# 2010 Nissan Pathfinder SE 4x4 Review



## Administrator (Jun 27, 2006)

Things can change fast in the auto business. Back when the current Pathfinder was launched, in 2004 as a '05 model, truck based SUVs represented around half the market. Today, the landscape is dominated by car-based crossovers and yet, there's still a lot to be said about driving a proper Sport Utility.

This author remembers driving the 2005 Pathfinder when it was first launched, so testing the 2010 version was like revisiting and old friend. Some things have changed, like trim levels, which now comprise S FE, S, SE and LE, but a lot hasn't. This third generation 'Finder is still what it was in the beginning – unapologetically a truck with a choice of two or four-wheel drive. It's styling has been only mildly updated (2008), which means Tonka truck looks and big fat tires protruding from fairly muscular fenders are still the order of the day. Like every four-door Pathfinder that came before, it also features somewhat hidden rear handles, giving it the look of a classic two-door design.

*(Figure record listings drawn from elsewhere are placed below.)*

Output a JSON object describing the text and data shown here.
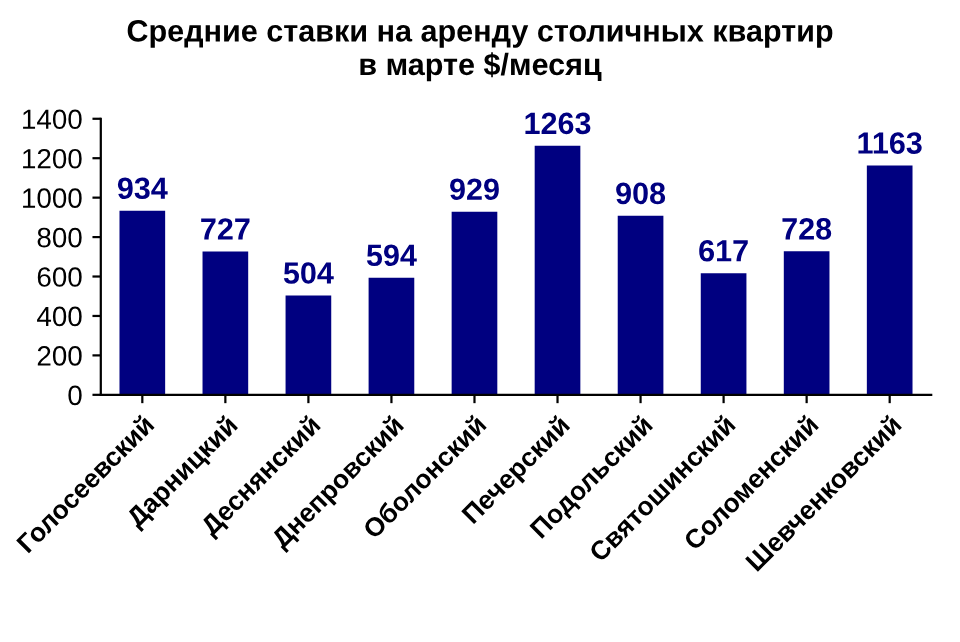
{
  "chart_data": {
    "type": "bar",
    "title": "Средние ставки на аренду столичных квартир\nв марте $/месяц",
    "categories": [
      "Голосеевский",
      "Дарницкий",
      "Деснянский",
      "Днепровский",
      "Оболонский",
      "Печерский",
      "Подольский",
      "Святошинский",
      "Соломенский",
      "Шевченковский"
    ],
    "values": [
      934,
      727,
      504,
      594,
      929,
      1263,
      908,
      617,
      728,
      1163
    ],
    "color": "#000080",
    "ylim": [
      0,
      1400
    ],
    "yticks": [
      0,
      200,
      400,
      600,
      800,
      1000,
      1200,
      1400
    ],
    "grid": false,
    "data_labels": true
  }
}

Inside, despite getting on in years, the Pathfinder remains highly versatile. Three rows of seats mean seven-person capacity and both the second 40/20/40 split bench and 50/50 third row can fold flat into the floor, freeing up a whopping 79.2 cubic feet in cargo space (it's 16.1 cu-ft with all seats in the up position). Other neat interior features include no fewer than 12 cargo tie downs, eight cup holders (two for bottles), a dual-storage glove box, standard tilt steering wheel and cruise control. 

More: *2010 Nissan Pathfinder SE 4x4 Review* on AutoGuide.com


----------



## kennyshafard (Feb 2, 2010)

*Good Good Car!*

I bought one of these in 2000. I must say, Pathfinders truly rock! Out here in the Cali rockies, i find it real easy to navigate around in one of these things!


----------